Who hunts the area around Lewis creek? Thought about going for the gun opener,  i fish the area a lot but never hunted WMAs much. Thanks for any help.


----------



## Steve123 (Sep 30, 2011)

Looks like i will be the only one hunting Altamaha wma on 10-15-11.


----------



## keowens31 (Oct 8, 2011)

Can't help you out much with the deer hunting info, but i do hog hunt the area some.. I have never went and not jumped several deer. There should be lots of acorns down right now...


----------



## bfriendly (Oct 8, 2011)

keowens31 said:


> Can't help you out much with the deer hunting info, but i do hog hunt the area some.. I have never went and not jumped several deer. There should be lots of acorns down right now...



I have never been there, but from what I have heard, ANYplace on the Altamaha would be Awesome!
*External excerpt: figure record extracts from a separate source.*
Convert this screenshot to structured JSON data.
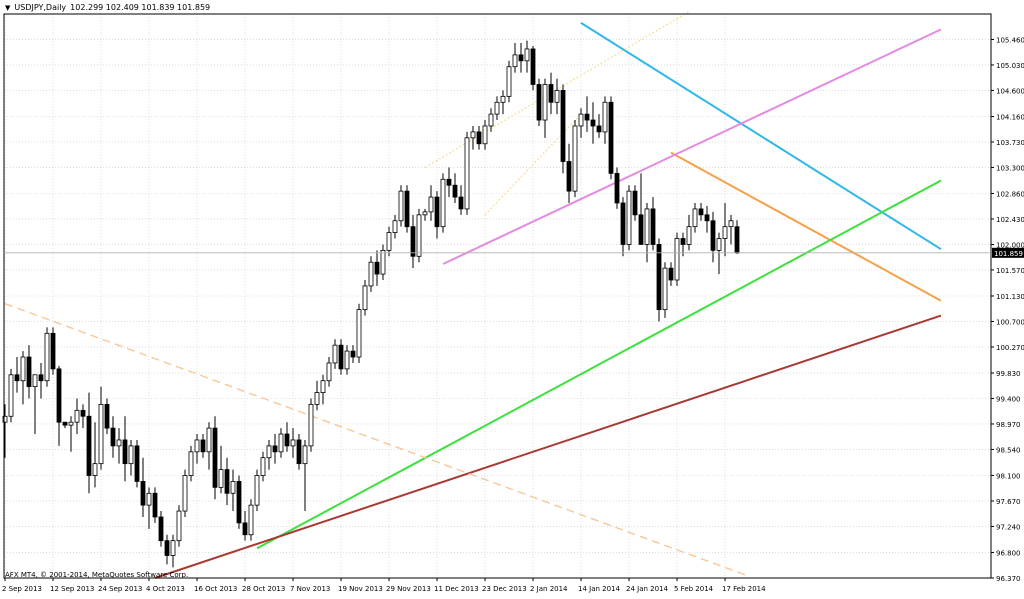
{
  "header": {
    "symbol_timeframe": "USDJPY,Daily",
    "ohlc": "102.299 102.409 101.839 101.859"
  },
  "footer": {
    "copyright": "AFX MT4, © 2001-2014, MetaQuotes Software Corp."
  },
  "colors": {
    "background": "#ffffff",
    "grid": "#c8c8c8",
    "candle_up_fill": "#ffffff",
    "candle_down_fill": "#000000",
    "candle_outline": "#000000",
    "blue_trendline": "#2fb7ea",
    "orange_trendline": "#f6a04a",
    "green_trendline": "#3ee03e",
    "brown_trendline": "#a83a32",
    "violet_channel": "#e48ae2",
    "yellow_channel": "#f7e2a0",
    "dashed_trendline": "#f7c79a",
    "current_price_tag": "#000000"
  },
  "chart_data": {
    "type": "candlestick",
    "symbol": "USDJPY",
    "timeframe": "Daily",
    "grid": true,
    "y_ticks": [
      "105.460",
      "105.030",
      "104.600",
      "104.160",
      "103.730",
      "103.300",
      "102.860",
      "102.430",
      "102.000",
      "101.570",
      "101.130",
      "100.700",
      "100.270",
      "99.830",
      "99.400",
      "98.970",
      "98.540",
      "98.100",
      "97.670",
      "97.240",
      "96.800",
      "96.370"
    ],
    "current_price": "101.859",
    "ylim": [
      96.37,
      105.89
    ],
    "x_ticks": [
      "2 Sep 2013",
      "12 Sep 2013",
      "24 Sep 2013",
      "4 Oct 2013",
      "16 Oct 2013",
      "28 Oct 2013",
      "7 Nov 2013",
      "19 Nov 2013",
      "29 Nov 2013",
      "11 Dec 2013",
      "23 Dec 2013",
      "2 Jan 2014",
      "14 Jan 2014",
      "24 Jan 2014",
      "5 Feb 2014",
      "17 Feb 2014"
    ],
    "candles": [
      {
        "o": 99.0,
        "h": 99.3,
        "l": 98.4,
        "c": 99.1
      },
      {
        "o": 99.1,
        "h": 99.9,
        "l": 99.0,
        "c": 99.8
      },
      {
        "o": 99.8,
        "h": 100.1,
        "l": 99.5,
        "c": 99.7
      },
      {
        "o": 99.7,
        "h": 100.2,
        "l": 99.3,
        "c": 100.1
      },
      {
        "o": 100.1,
        "h": 100.3,
        "l": 99.4,
        "c": 99.6
      },
      {
        "o": 99.6,
        "h": 99.8,
        "l": 98.8,
        "c": 99.8
      },
      {
        "o": 99.8,
        "h": 100.0,
        "l": 99.4,
        "c": 99.7
      },
      {
        "o": 99.7,
        "h": 100.6,
        "l": 99.6,
        "c": 100.5
      },
      {
        "o": 100.5,
        "h": 100.6,
        "l": 99.8,
        "c": 99.9
      },
      {
        "o": 99.9,
        "h": 99.95,
        "l": 98.6,
        "c": 99.0
      },
      {
        "o": 99.0,
        "h": 99.0,
        "l": 98.9,
        "c": 98.95
      },
      {
        "o": 98.95,
        "h": 99.1,
        "l": 98.5,
        "c": 99.0
      },
      {
        "o": 99.0,
        "h": 99.4,
        "l": 98.8,
        "c": 99.2
      },
      {
        "o": 99.2,
        "h": 99.3,
        "l": 98.9,
        "c": 99.1
      },
      {
        "o": 99.1,
        "h": 99.5,
        "l": 97.8,
        "c": 98.1
      },
      {
        "o": 98.1,
        "h": 99.0,
        "l": 97.9,
        "c": 98.3
      },
      {
        "o": 98.3,
        "h": 99.6,
        "l": 98.2,
        "c": 99.3
      },
      {
        "o": 99.3,
        "h": 99.4,
        "l": 98.8,
        "c": 98.9
      },
      {
        "o": 98.9,
        "h": 99.1,
        "l": 98.4,
        "c": 98.6
      },
      {
        "o": 98.6,
        "h": 98.9,
        "l": 98.3,
        "c": 98.7
      },
      {
        "o": 98.7,
        "h": 99.1,
        "l": 98.0,
        "c": 98.3
      },
      {
        "o": 98.3,
        "h": 98.7,
        "l": 98.1,
        "c": 98.6
      },
      {
        "o": 98.6,
        "h": 98.7,
        "l": 97.9,
        "c": 98.0
      },
      {
        "o": 98.0,
        "h": 98.4,
        "l": 97.4,
        "c": 97.6
      },
      {
        "o": 97.6,
        "h": 97.9,
        "l": 97.2,
        "c": 97.8
      },
      {
        "o": 97.8,
        "h": 97.9,
        "l": 97.3,
        "c": 97.4
      },
      {
        "o": 97.4,
        "h": 97.5,
        "l": 96.9,
        "c": 97.0
      },
      {
        "o": 97.0,
        "h": 97.1,
        "l": 96.6,
        "c": 96.75
      },
      {
        "o": 96.75,
        "h": 97.1,
        "l": 96.55,
        "c": 97.0
      },
      {
        "o": 97.0,
        "h": 97.6,
        "l": 96.9,
        "c": 97.5
      },
      {
        "o": 97.5,
        "h": 98.2,
        "l": 97.4,
        "c": 98.1
      },
      {
        "o": 98.1,
        "h": 98.6,
        "l": 98.0,
        "c": 98.5
      },
      {
        "o": 98.5,
        "h": 98.8,
        "l": 98.3,
        "c": 98.7
      },
      {
        "o": 98.7,
        "h": 98.8,
        "l": 98.4,
        "c": 98.5
      },
      {
        "o": 98.5,
        "h": 99.0,
        "l": 98.2,
        "c": 98.9
      },
      {
        "o": 98.9,
        "h": 99.1,
        "l": 97.7,
        "c": 97.9
      },
      {
        "o": 97.9,
        "h": 98.6,
        "l": 97.8,
        "c": 98.2
      },
      {
        "o": 98.2,
        "h": 98.4,
        "l": 97.6,
        "c": 97.8
      },
      {
        "o": 97.8,
        "h": 98.2,
        "l": 97.5,
        "c": 98.0
      },
      {
        "o": 98.0,
        "h": 98.1,
        "l": 97.2,
        "c": 97.3
      },
      {
        "o": 97.3,
        "h": 97.5,
        "l": 97.0,
        "c": 97.1
      },
      {
        "o": 97.1,
        "h": 97.7,
        "l": 97.0,
        "c": 97.6
      },
      {
        "o": 97.6,
        "h": 98.2,
        "l": 97.5,
        "c": 98.1
      },
      {
        "o": 98.1,
        "h": 98.5,
        "l": 98.0,
        "c": 98.4
      },
      {
        "o": 98.4,
        "h": 98.7,
        "l": 98.2,
        "c": 98.6
      },
      {
        "o": 98.6,
        "h": 98.8,
        "l": 98.3,
        "c": 98.5
      },
      {
        "o": 98.5,
        "h": 98.9,
        "l": 98.4,
        "c": 98.8
      },
      {
        "o": 98.8,
        "h": 99.0,
        "l": 98.5,
        "c": 98.6
      },
      {
        "o": 98.6,
        "h": 98.9,
        "l": 98.4,
        "c": 98.7
      },
      {
        "o": 98.7,
        "h": 98.8,
        "l": 98.2,
        "c": 98.3
      },
      {
        "o": 98.3,
        "h": 98.7,
        "l": 97.5,
        "c": 98.6
      },
      {
        "o": 98.6,
        "h": 99.4,
        "l": 98.5,
        "c": 99.3
      },
      {
        "o": 99.3,
        "h": 99.7,
        "l": 99.2,
        "c": 99.5
      },
      {
        "o": 99.5,
        "h": 99.8,
        "l": 99.3,
        "c": 99.7
      },
      {
        "o": 99.7,
        "h": 100.1,
        "l": 99.6,
        "c": 100.0
      },
      {
        "o": 100.0,
        "h": 100.4,
        "l": 99.9,
        "c": 100.3
      },
      {
        "o": 100.3,
        "h": 100.4,
        "l": 99.8,
        "c": 99.9
      },
      {
        "o": 99.9,
        "h": 100.3,
        "l": 99.8,
        "c": 100.2
      },
      {
        "o": 100.2,
        "h": 100.3,
        "l": 100.0,
        "c": 100.1
      },
      {
        "o": 100.1,
        "h": 101.0,
        "l": 100.0,
        "c": 100.9
      },
      {
        "o": 100.9,
        "h": 101.4,
        "l": 100.8,
        "c": 101.3
      },
      {
        "o": 101.3,
        "h": 101.8,
        "l": 101.2,
        "c": 101.7
      },
      {
        "o": 101.7,
        "h": 101.9,
        "l": 101.3,
        "c": 101.5
      },
      {
        "o": 101.5,
        "h": 102.0,
        "l": 101.4,
        "c": 101.9
      },
      {
        "o": 101.9,
        "h": 102.3,
        "l": 101.8,
        "c": 102.2
      },
      {
        "o": 102.2,
        "h": 102.5,
        "l": 102.1,
        "c": 102.4
      },
      {
        "o": 102.4,
        "h": 103.0,
        "l": 102.3,
        "c": 102.9
      },
      {
        "o": 102.9,
        "h": 103.0,
        "l": 102.2,
        "c": 102.3
      },
      {
        "o": 102.3,
        "h": 102.5,
        "l": 101.6,
        "c": 101.8
      },
      {
        "o": 101.8,
        "h": 102.6,
        "l": 101.7,
        "c": 102.5
      },
      {
        "o": 102.5,
        "h": 102.6,
        "l": 102.4,
        "c": 102.55
      },
      {
        "o": 102.55,
        "h": 103.0,
        "l": 102.4,
        "c": 102.8
      },
      {
        "o": 102.8,
        "h": 102.9,
        "l": 102.1,
        "c": 102.3
      },
      {
        "o": 102.3,
        "h": 103.2,
        "l": 102.2,
        "c": 103.1
      },
      {
        "o": 103.1,
        "h": 103.3,
        "l": 102.8,
        "c": 103.0
      },
      {
        "o": 103.0,
        "h": 103.2,
        "l": 102.7,
        "c": 102.8
      },
      {
        "o": 102.8,
        "h": 103.0,
        "l": 102.5,
        "c": 102.6
      },
      {
        "o": 102.6,
        "h": 103.9,
        "l": 102.5,
        "c": 103.8
      },
      {
        "o": 103.8,
        "h": 104.0,
        "l": 103.6,
        "c": 103.9
      },
      {
        "o": 103.9,
        "h": 104.0,
        "l": 103.6,
        "c": 103.7
      },
      {
        "o": 103.7,
        "h": 104.1,
        "l": 103.6,
        "c": 104.0
      },
      {
        "o": 104.0,
        "h": 104.3,
        "l": 103.9,
        "c": 104.2
      },
      {
        "o": 104.2,
        "h": 104.5,
        "l": 104.1,
        "c": 104.4
      },
      {
        "o": 104.4,
        "h": 104.6,
        "l": 104.2,
        "c": 104.5
      },
      {
        "o": 104.5,
        "h": 105.1,
        "l": 104.4,
        "c": 105.0
      },
      {
        "o": 105.0,
        "h": 105.4,
        "l": 104.9,
        "c": 105.2
      },
      {
        "o": 105.2,
        "h": 105.4,
        "l": 104.9,
        "c": 105.1
      },
      {
        "o": 105.1,
        "h": 105.44,
        "l": 104.9,
        "c": 105.3
      },
      {
        "o": 105.3,
        "h": 105.35,
        "l": 104.6,
        "c": 104.7
      },
      {
        "o": 104.7,
        "h": 104.8,
        "l": 104.0,
        "c": 104.1
      },
      {
        "o": 104.1,
        "h": 104.8,
        "l": 103.8,
        "c": 104.7
      },
      {
        "o": 104.7,
        "h": 104.9,
        "l": 104.2,
        "c": 104.4
      },
      {
        "o": 104.4,
        "h": 104.8,
        "l": 104.2,
        "c": 104.6
      },
      {
        "o": 104.6,
        "h": 104.7,
        "l": 103.2,
        "c": 103.4
      },
      {
        "o": 103.4,
        "h": 103.7,
        "l": 102.7,
        "c": 102.9
      },
      {
        "o": 102.9,
        "h": 104.1,
        "l": 102.8,
        "c": 104.0
      },
      {
        "o": 104.0,
        "h": 104.3,
        "l": 103.8,
        "c": 104.2
      },
      {
        "o": 104.2,
        "h": 104.5,
        "l": 103.9,
        "c": 104.1
      },
      {
        "o": 104.1,
        "h": 104.4,
        "l": 103.7,
        "c": 104.0
      },
      {
        "o": 104.0,
        "h": 104.2,
        "l": 103.8,
        "c": 103.9
      },
      {
        "o": 103.9,
        "h": 104.5,
        "l": 103.7,
        "c": 104.4
      },
      {
        "o": 104.4,
        "h": 104.5,
        "l": 103.1,
        "c": 103.2
      },
      {
        "o": 103.2,
        "h": 103.3,
        "l": 102.6,
        "c": 102.7
      },
      {
        "o": 102.7,
        "h": 102.8,
        "l": 101.8,
        "c": 102.0
      },
      {
        "o": 102.0,
        "h": 103.0,
        "l": 101.9,
        "c": 102.9
      },
      {
        "o": 102.9,
        "h": 103.0,
        "l": 102.4,
        "c": 102.5
      },
      {
        "o": 102.5,
        "h": 103.2,
        "l": 102.0,
        "c": 102.0
      },
      {
        "o": 102.0,
        "h": 102.7,
        "l": 101.7,
        "c": 102.6
      },
      {
        "o": 102.6,
        "h": 102.8,
        "l": 101.9,
        "c": 102.0
      },
      {
        "o": 102.0,
        "h": 102.1,
        "l": 100.7,
        "c": 100.9
      },
      {
        "o": 100.9,
        "h": 101.7,
        "l": 100.76,
        "c": 101.6
      },
      {
        "o": 101.6,
        "h": 101.7,
        "l": 101.3,
        "c": 101.4
      },
      {
        "o": 101.4,
        "h": 102.2,
        "l": 101.3,
        "c": 102.1
      },
      {
        "o": 102.1,
        "h": 102.2,
        "l": 101.8,
        "c": 102.0
      },
      {
        "o": 102.0,
        "h": 102.5,
        "l": 101.9,
        "c": 102.3
      },
      {
        "o": 102.3,
        "h": 102.7,
        "l": 102.2,
        "c": 102.6
      },
      {
        "o": 102.6,
        "h": 102.7,
        "l": 102.4,
        "c": 102.5
      },
      {
        "o": 102.5,
        "h": 102.65,
        "l": 102.2,
        "c": 102.4
      },
      {
        "o": 102.4,
        "h": 102.55,
        "l": 101.7,
        "c": 101.9
      },
      {
        "o": 101.9,
        "h": 102.2,
        "l": 101.5,
        "c": 102.1
      },
      {
        "o": 102.1,
        "h": 102.7,
        "l": 101.8,
        "c": 102.3
      },
      {
        "o": 102.3,
        "h": 102.5,
        "l": 102.0,
        "c": 102.4
      },
      {
        "o": 102.299,
        "h": 102.409,
        "l": 101.839,
        "c": 101.859
      }
    ],
    "drawings": [
      {
        "name": "blue-trendline",
        "style": "solid",
        "color": "#2fb7ea",
        "from": {
          "bar": 96,
          "price": 105.74
        },
        "to": {
          "bar": 156,
          "price": 101.92
        }
      },
      {
        "name": "orange-trendline",
        "style": "solid",
        "color": "#f6a04a",
        "from": {
          "bar": 111,
          "price": 103.55
        },
        "to": {
          "bar": 156,
          "price": 101.05
        }
      },
      {
        "name": "green-trendline",
        "style": "solid",
        "color": "#3ee03e",
        "from": {
          "bar": 42,
          "price": 96.87
        },
        "to": {
          "bar": 156,
          "price": 103.08
        }
      },
      {
        "name": "brown-trendline",
        "style": "solid",
        "color": "#a83a32",
        "from": {
          "bar": 25,
          "price": 96.37
        },
        "to": {
          "bar": 156,
          "price": 100.8
        }
      },
      {
        "name": "violet-channel",
        "style": "solid",
        "color": "#e48ae2",
        "from": {
          "bar": 73,
          "price": 101.67
        },
        "to": {
          "bar": 156,
          "price": 105.63
        }
      },
      {
        "name": "yellow-channel-upper",
        "style": "dotted",
        "color": "#f7e2a0",
        "from": {
          "bar": 70,
          "price": 103.3
        },
        "to": {
          "bar": 114,
          "price": 105.93
        }
      },
      {
        "name": "yellow-channel-lower",
        "style": "dotted",
        "color": "#f7e2a0",
        "from": {
          "bar": 80,
          "price": 102.5
        },
        "to": {
          "bar": 96,
          "price": 104.2
        }
      },
      {
        "name": "dashed-trendline",
        "style": "dashed",
        "color": "#f7c79a",
        "from": {
          "bar": 0,
          "price": 101.0
        },
        "to": {
          "bar": 124,
          "price": 96.4
        }
      }
    ]
  }
}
If you dont see or hear anything, take a nice sized log and bang it against a tree like 2 or 3 times and Listen...........


----------



## flatheadfisherman (Oct 9, 2011)

I havent hunted around there but might next year. I have a few topo maps of the area and there are some nice looking places all around there. While fishing, I have seen lots of hogs around the Lewis/Studhorse creek area. I see deer mostly on the north side of Lewis Creek out towards where the southern part meets the Altamaha again. While back in the slews off the main river catching bait is where I see them. I also have seen does in the woods around the duck hunting areas. Around Bulter/Champney Creeks. Good luck. Please post reports.


----------



## Apex Predator (Oct 13, 2011)

Unfortunatley, the locals poach that area year round.  They have no limits and no seasons.  I've seen boat loads of rednecks with center fire rifles before, during, and after spring turkey season hunting deer and hogs.  They don't even care if anyone sees them.  Used to be a great place to hunt, but be careful now, and don't go alone!


----------



## Steve123 (Oct 13, 2011)

thanks for the info guys.


----------